What is the Hart-Scott-Rodino Antitrust Improvements Act of 1976?

Under the Hart-Scott-Rodino Antitrust Improvements Act of 1976, significant firms must notify the Federal Trade Commission and Department of Justice antitrust division before certain mergers, acquisitions, or tender offers.

To comply with the legislation, merging corporations must submit an HSR Form, a “Notification and Report Form for Certain Mergers and Acquisitions,” or a premerger notification report.
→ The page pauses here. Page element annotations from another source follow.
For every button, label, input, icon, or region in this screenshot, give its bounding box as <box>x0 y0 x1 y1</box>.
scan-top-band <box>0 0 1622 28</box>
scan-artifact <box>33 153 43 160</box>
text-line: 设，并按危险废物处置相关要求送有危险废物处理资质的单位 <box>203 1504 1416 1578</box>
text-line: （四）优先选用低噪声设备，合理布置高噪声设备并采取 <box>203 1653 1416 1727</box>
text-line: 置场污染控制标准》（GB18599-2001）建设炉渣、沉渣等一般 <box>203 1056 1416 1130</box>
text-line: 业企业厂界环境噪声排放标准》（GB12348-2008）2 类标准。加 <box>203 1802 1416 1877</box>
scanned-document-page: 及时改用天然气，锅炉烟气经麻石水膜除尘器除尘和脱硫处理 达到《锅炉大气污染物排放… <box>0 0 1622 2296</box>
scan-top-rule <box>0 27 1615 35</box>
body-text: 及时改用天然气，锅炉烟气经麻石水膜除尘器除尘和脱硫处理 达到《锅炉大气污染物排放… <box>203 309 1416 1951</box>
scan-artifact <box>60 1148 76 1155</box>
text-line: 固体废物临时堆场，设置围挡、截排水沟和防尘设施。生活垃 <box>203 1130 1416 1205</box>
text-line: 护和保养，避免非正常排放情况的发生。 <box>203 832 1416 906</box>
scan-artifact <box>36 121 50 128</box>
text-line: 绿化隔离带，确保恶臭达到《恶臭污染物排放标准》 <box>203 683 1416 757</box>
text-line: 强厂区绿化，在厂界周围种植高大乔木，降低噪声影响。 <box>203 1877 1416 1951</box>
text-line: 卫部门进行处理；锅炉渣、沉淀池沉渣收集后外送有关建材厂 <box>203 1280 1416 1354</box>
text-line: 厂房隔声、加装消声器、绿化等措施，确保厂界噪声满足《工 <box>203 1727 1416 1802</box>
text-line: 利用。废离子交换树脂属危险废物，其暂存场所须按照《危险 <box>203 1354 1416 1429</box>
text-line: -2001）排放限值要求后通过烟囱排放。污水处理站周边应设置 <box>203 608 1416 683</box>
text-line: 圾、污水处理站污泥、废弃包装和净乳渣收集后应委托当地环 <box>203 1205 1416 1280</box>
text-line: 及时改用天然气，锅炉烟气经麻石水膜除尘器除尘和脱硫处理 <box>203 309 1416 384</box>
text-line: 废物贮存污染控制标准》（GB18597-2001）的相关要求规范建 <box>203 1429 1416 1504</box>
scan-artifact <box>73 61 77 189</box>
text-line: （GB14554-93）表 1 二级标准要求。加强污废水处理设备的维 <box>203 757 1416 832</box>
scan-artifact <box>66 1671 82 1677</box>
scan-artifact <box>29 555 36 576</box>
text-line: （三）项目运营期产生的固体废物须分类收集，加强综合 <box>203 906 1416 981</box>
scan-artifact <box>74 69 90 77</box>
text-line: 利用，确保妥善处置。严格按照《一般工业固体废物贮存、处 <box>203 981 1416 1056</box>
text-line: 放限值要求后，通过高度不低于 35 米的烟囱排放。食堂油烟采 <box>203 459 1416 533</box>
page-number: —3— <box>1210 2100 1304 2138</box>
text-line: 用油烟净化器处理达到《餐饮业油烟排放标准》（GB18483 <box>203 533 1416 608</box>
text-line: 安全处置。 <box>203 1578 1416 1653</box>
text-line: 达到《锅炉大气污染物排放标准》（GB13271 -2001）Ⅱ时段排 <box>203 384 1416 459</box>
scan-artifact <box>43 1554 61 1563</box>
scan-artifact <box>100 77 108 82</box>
This allows regulators to evaluate the deal under antitrust laws.

President Gerald Ford signed the measure, amending antitrust laws, particularly the Clayton Antitrust Act. The “HSR Act,” or Hart-Scott-Rodino Antitrust Improvements Act of 1976, is also Public Law 94-435.

How the 1976 Hart-Scott-Rodino Antitrust Improvements Act Works

Companies must wait after filing paperwork. The waiting time is typically 30 or 15 days for cash tender bids or bankruptcy acquisitions.

The transaction can occur after the waiting period or if the government stops it early. Suppose regulators suspect anti-competitive issues with the merger. In that case, they may request more information, extend the waiting period, negotiate a deal to restore competition, or file a preliminary injunction to stop the transaction.

Tests before merger

For merger filing, the HSR Act requires the following tests:

  • The commerce test requires parties participating in a proposed transaction to be active in commerce or related activities. The majority of situations will meet this wide threshold.
  • The size-of-person test: By 2020, the purchasing or acquired party must have $188 million or more in total assets or annual net sales. The opposite party needs $18.8 million in assets or net sales.
  • The size-of-transaction criteria require acquiring at least $94 million in assets or voting securities as of 2020. Obtaining 15% or more voting stocks and gaining control of a firm with yearly net sales or total assets of $94 million or more meets the criteria.

HSR Act base filing level for 2020 is $904 million, determining whether a deal requires a public notice. The statutory size-of-person barrier is $18.8 million to $188 million. Other than the “size-of-person” criterion, the statutory transaction size test for all transactions is $376 million.

Special Considerations

HSR filing fees vary by transaction size. Transactions over $94 million but under $188 million incur a $45,000 filing fee. Over $188 million, but under $940.1 million, transactions incur a $125,000 reporting charge. The reporting charge is $280,000 for transactions over $940.1 million.

Conclusion

  • Certain purchases need stricter disclosures to the FTC and Justice Department under the Hart-Scott-Rodino Antitrust Improvements Act of 1976. Premerger notifications depend on the type of business, the parties involved, and the transaction amount.
  • If authorities suspect anti-competitive problems, they may negotiate concessions or preliminarily enjoin the deal.